Antikythera Mekanizması: Antik bir astronomik hesaplama aleti

Yıllardır gizemini koruyan alet Güneş, Ay ve Güneş Sistemi’nde bulunan beş gezegenin hareketlerini takip etmeye yarıyordu.

Google Haberlere Abone ol

Owen Jarus

Antikythera Mekanizması, astronomik hesaplamalar yapma kabiliyeti yüzünden kimi zaman ‘dünyanın en eski bilgisayarı’ diye adlandırılan, bir ayakkabı kutusu büyüklüğünde olan bir alet. 1901 yılında Yunanistan’a ait Antikythera adasının açıklarında sünger toplayan dalgıçlar tarafından bulunan mekanizmanın kalıntıları şu anda Atina’daki Ulusal Arkeoloji Müzesi’nde korunuyor. Araştırmacılar, Scientific Reports adlı dergide yayınlanan 2021 tarihli bir araştırmada, günümüzde, orijinal mekanizmanın yaklaşık üçte birini oluşturan yalnızca 82 parçanın mevcut olduğunu aktardı. Alet yaklaşık 2 bin 200 yıl önce üretildi.

ANTIKYTHERA MEKANİZMASI NE İŞE YARIYORDU?

Araştırmacıların aktardığı kadarıyla, mekanizma farklı hesaplamalar yapabiliyordu ve Güneş, Ay ve gezegenlerden beşinin hareketlerini izlemeye yardımcı olabilir, hatta Olimpiyatlar gibi atletizm yarışmalarının hangi tarihte gerçekleşeceğini dahi gösterebilirdi. Araştırma ekibi, yayınladıkları makalede “Astronomik döngüleri ve teorileri mekanize hale getirerek astronomik tahminler yürütmek doğrultusunda çığır açan bir teknolojiyi kullanan, bronz dişlilerin oluşturduğu mekanik bir bilgisayardı” diyor.

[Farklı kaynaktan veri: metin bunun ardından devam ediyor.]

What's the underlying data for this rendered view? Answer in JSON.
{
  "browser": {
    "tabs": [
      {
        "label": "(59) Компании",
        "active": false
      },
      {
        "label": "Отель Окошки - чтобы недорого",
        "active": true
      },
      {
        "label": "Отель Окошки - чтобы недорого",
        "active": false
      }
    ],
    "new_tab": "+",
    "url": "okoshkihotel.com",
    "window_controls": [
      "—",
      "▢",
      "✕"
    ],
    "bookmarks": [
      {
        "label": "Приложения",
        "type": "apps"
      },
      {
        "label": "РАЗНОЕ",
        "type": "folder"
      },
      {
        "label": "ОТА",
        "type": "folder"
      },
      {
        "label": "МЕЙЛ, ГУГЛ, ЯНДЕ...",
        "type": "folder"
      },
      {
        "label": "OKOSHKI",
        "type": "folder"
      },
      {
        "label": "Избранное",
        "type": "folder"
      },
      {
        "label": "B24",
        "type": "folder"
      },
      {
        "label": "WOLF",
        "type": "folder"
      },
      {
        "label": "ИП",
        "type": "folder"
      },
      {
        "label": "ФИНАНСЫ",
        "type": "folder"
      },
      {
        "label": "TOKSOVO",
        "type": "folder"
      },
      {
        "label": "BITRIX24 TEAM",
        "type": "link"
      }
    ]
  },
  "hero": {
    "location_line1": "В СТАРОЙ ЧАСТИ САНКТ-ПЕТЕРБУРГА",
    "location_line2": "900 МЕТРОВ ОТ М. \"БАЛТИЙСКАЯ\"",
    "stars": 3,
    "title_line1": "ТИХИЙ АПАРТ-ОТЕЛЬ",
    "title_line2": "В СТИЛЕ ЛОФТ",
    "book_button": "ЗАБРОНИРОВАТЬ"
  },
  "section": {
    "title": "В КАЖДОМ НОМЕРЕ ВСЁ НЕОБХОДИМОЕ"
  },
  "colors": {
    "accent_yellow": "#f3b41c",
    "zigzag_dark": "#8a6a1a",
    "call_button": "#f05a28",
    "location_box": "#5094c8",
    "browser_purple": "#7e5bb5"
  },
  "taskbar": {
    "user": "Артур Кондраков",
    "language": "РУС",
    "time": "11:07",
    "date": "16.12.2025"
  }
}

Antikythera Mekanizması’nın keşfedilmesinden beridir, bilim insanları bu aleti anlamaya çalışıyorlar. Ve kayda değer ilerlemeler kaydetmelerine karşın, pek çok soru yanıtsız kalıyor. Mesela, araştırmacılar hâlâ onu kimin yaptığından emin değiller. Kimi bilim insanları, mekanizmanın yaratıcısının Yunan mucit Arşimet (M.Ö. 287- M.Ö. 212) olduğunu iddia etseler de bu kesin değil. Mekanizma üzerindeki yazılar Yunanca harflerden oluşuyor.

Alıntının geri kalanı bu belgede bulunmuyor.